The gathering grew quiet, organized itself so that there was an open space between herself and a certain frowning woman who studied her and then sat down on a substantial wooden chair. A caliban settled possessively about it, embracing the chairlegs with the curve of body and tail and lifting its head to the woman’s hand.

Then McGee saw a face she knew, at the right against the wall, a girl who was grave and frowning, a huge caliban with a raking scar down its side. A moment McGee stared, being sure. The child’s face was hard, offering her no recognition, nothing.

She glanced quickly back to the other, the woman. “My name is McGee,” she said.

“Ellai,” said the woman; but that much she had guessed.

“I’m here,” McGee said then, because a girl had taught her to talk directly, abruptly, in a passable Cloud‑side accent, “–because the Styx‑siders have come to talk to us; and because the Base thinks we shouldn’t be talking to Styx‑siders without talking to Cloud‑side too.”





“What do you have to say?”

“I’d rather listen.”

Ellai nodded slowly, her fingers trailing over the back of her caliban. “You’ll answer,” Ellai said. “How is that boy on Styx‑side?”

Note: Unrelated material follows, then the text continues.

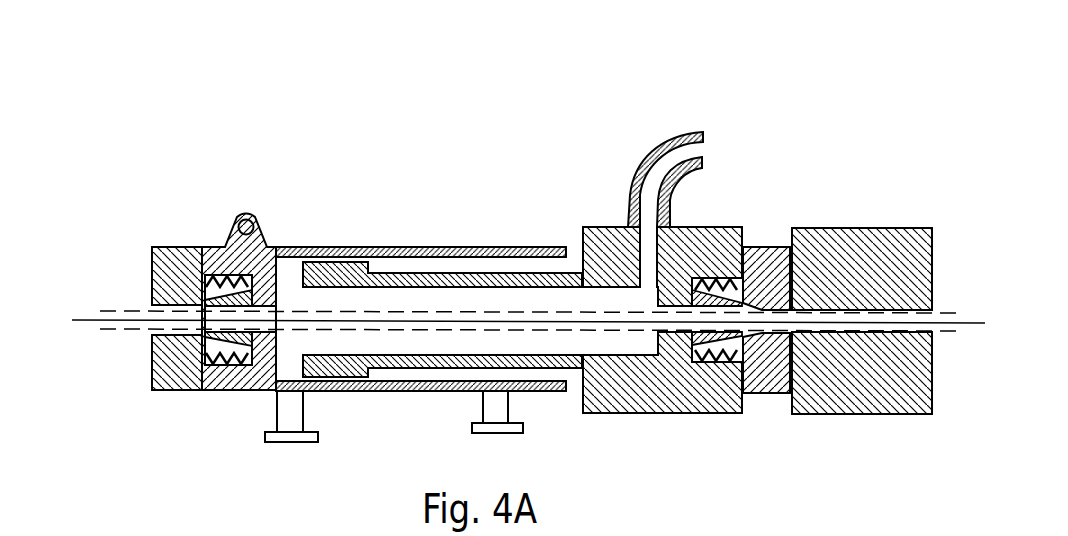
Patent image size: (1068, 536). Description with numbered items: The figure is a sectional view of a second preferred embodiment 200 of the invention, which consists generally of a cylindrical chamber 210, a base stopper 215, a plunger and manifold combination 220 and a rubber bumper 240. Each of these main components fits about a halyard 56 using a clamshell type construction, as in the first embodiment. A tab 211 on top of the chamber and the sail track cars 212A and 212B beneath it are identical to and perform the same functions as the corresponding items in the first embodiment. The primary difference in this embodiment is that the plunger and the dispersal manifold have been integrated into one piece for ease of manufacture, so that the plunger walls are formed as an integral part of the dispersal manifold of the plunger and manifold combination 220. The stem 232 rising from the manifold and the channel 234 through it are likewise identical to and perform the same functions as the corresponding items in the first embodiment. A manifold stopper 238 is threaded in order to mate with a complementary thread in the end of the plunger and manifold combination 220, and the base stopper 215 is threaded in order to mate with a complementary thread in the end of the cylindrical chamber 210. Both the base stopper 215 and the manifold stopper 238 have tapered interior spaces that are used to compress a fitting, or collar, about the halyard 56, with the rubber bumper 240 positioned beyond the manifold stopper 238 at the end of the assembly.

McGee bit her lip. “I don’t think he’s a boy any longer. People follow him.”

“This tower near your doors. You let it be.”

“We don’t find it comfortable. But it’s not our habit to interfere outside the wire.”

“Then you’re stupid,” Ellai said.

“We don’t interfere on Cloud‑side either.”

It might have scored a point. Or lost one. Ellai’s face gave no hints. “What are you doing here?”

“We don’t intend to have a ring of Styx towers cutting us off from any possible contact with you. If we encourage you to build closer towers, it could mean more fighting and we don’t want that either.”

“If you don’t intend to interfere with anyone, how do you plan to stop the Styx‑siders building towers?”

“By coming and going in this direction, by making it clear to them that this is a way we go and that we don’t intend to be stopped.”

Ellai thought that over, clearly. “What good are you?”

“We give the Styx‑siders something else to think about.”

Ellai frowned, then waved her hand. “Then go do that,” she said.

There was a stirring among the gathering, an ominous shifting, a flicking and settling of caliban collars and a pricking‑up of the Caliban’s beside Ellai.

“So,” said McGee, uneasy in this shifting and uncertain whether it was good or ill, “if we come and go and you do the same, it ought to make it clear that we plan to keep this way open.”

An aged bald man came and squatted by Ellai’s side, put his spidery fingers on the caliban. Ellai never looked at him.

“You will go now,” Ellai said, staring at McGee. “You will not come here again.”

McGee’s heart speeded. She felt ruin happening, all her careful constructions. She kept distress from her face. “So the Styxsiders will say what they like and build where they like and you aren’t interested to stop it.”

“Go.”

Others had moved, others of the peculiar sort gathering about Ellai, crouched in the shadows. Calibans shifted. An ariel skittered across the floor and whipped into the caliban gathering. Of the sane‑looking humans there seemed very few: the woman nearest Ellai’s chair, a leather‑clad, hard‑faced type; a handful of men of the same stamp, among their gathering of dragons, among lamp‑like eyes and spiny crests. The eyes were little different, the humans and the dragons–cold and mad.